Like many race boats of this era, the Ranger was designed just before some big break throughs in yacht design. These boats were very light for their era but comparatively heavy by any objective standard. They were not all that well engineered compared to the boats that shortly after them. 

Like most early IOR boat these boats had comparatively short waterlines which made them quite slow in an absolute sense when compared to boats that came shortly after them. They were also a little bit tender being designed to be sailed by very big crews sitting out on the rail.

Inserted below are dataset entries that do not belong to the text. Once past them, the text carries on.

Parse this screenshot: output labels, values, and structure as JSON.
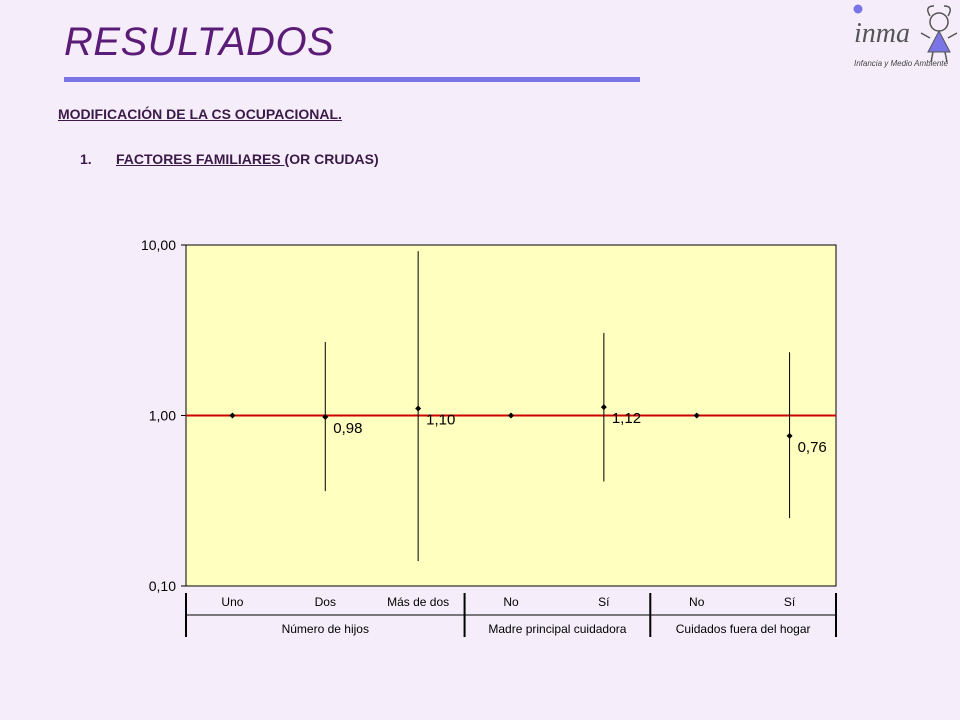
{
  "header": {
    "title": "RESULTADOS",
    "logo_text": "inma",
    "logo_tagline": "Infancia y Medio Ambiente"
  },
  "section": {
    "subtitle": "MODIFICACIÓN DE LA CS OCUPACIONAL.",
    "item_number": "1.",
    "item_underlined": "FACTORES FAMILIARES ",
    "item_rest": "(OR CRUDAS)"
  },
  "chart_data": {
    "type": "scatter",
    "y_scale": "log",
    "ylim": [
      0.1,
      10
    ],
    "y_ticks": [
      {
        "value": 10,
        "label": "10,00"
      },
      {
        "value": 1,
        "label": "1,00"
      },
      {
        "value": 0.1,
        "label": "0,10"
      }
    ],
    "reference_line": 1,
    "categories": [
      "Uno",
      "Dos",
      "Más de dos",
      "No",
      "Sí",
      "No",
      "Sí"
    ],
    "points": [
      {
        "or": 1.0,
        "low": null,
        "high": null,
        "label": ""
      },
      {
        "or": 0.98,
        "low": 0.36,
        "high": 2.7,
        "label": "0,98"
      },
      {
        "or": 1.1,
        "low": 0.14,
        "high": 9.2,
        "label": "1,10"
      },
      {
        "or": 1.0,
        "low": null,
        "high": null,
        "label": ""
      },
      {
        "or": 1.12,
        "low": 0.41,
        "high": 3.05,
        "label": "1,12"
      },
      {
        "or": 1.0,
        "low": null,
        "high": null,
        "label": ""
      },
      {
        "or": 0.76,
        "low": 0.25,
        "high": 2.35,
        "label": "0,76"
      }
    ],
    "groups": [
      {
        "label": "Número de hijos",
        "start": 0,
        "end": 2
      },
      {
        "label": "Madre principal cuidadora",
        "start": 3,
        "end": 4
      },
      {
        "label": "Cuidados fuera del hogar",
        "start": 5,
        "end": 6
      }
    ],
    "colors": {
      "plot_background": "#ffffc0",
      "reference_line": "#cc0000",
      "marks": "#000000"
    },
    "grid": false
  }
}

IOR boats of that era depended on huge genoas and had tiny mainsails. This set up required a very big sail inventory and lots of sail changes to be race competitive and made for hard boats to sail short handed. 

I think the Ranger 32 will have some hurdles if used as a PHRF race boat. Boats like the Ranger 32 sail at their best in a narrow range of conditions. In the case of the Ranger 32, they sail best in 8 to 12 knots of air and in flat water. They are not so hot in lighter or heavier conditions. The problem is that PHRF really rewards boats that are well rounded and so can sail fast in a wide range of conditions and which can shift gears quickly. A good example of an ideal PHRF race boat in your general size and price range would be the Soverel 33. These boats are quite fast in all conditions and with their 10 newer deck layouts are also much easier to race. At over a minute a mile faster, boat for boat the Soverel is a much faster boat but what is really singificant is that the Soverel 33''s can generally sail to that rating in a wide range of conditions and very quickly shift up and down. 

Good luck,
Jeff


----------



## SailRedoctober (Sep 13, 2002)

If you own a Ranger 32 you''ll know that they are great PHRF racers. When Gary Mull was asked to design the 32 he wanted to make it and all around racer. (Roundup 1976) If you look at the design it is somewhat different than the 37. It was designed for both light and heavy air. The waterline is about 26 feet and with the trailing edge of the rutter at 28. You don''t need many on the rail because of the Tumblehome design. It heals to 20 degree''s quickly and than stays there forever. There are several 32 owners that have been very sucessful with their boats. This year we raced our Ranger 32 in our clubs class A summer around cans. We were first place boat. Boats that were in the class include Metal Mast 37, C&C 35, Ben 40, Stevens 37, new 36.7, ben 32, etc. We were first in the 20 hundred club Block Island race, First in the West Bay ladies Regatta, first in the Dickerson Regatta, first in the AHYC ladies race, third in the RIYC ladies race, First in the Fantastic Plastic regatta, and considered it a light year for racing. We have never not placed in the first thre posistions this year. We were racing jib and main, have fulling, and limited new sail''s (i.e. new main and jib). We get credits that include 9 secs for rf and sail size. The rig has oversized wire and every thing on this boat was over built.
With all the good things comes the bad. With the set up you do need 4 people or more to race. Five is a good number.


----------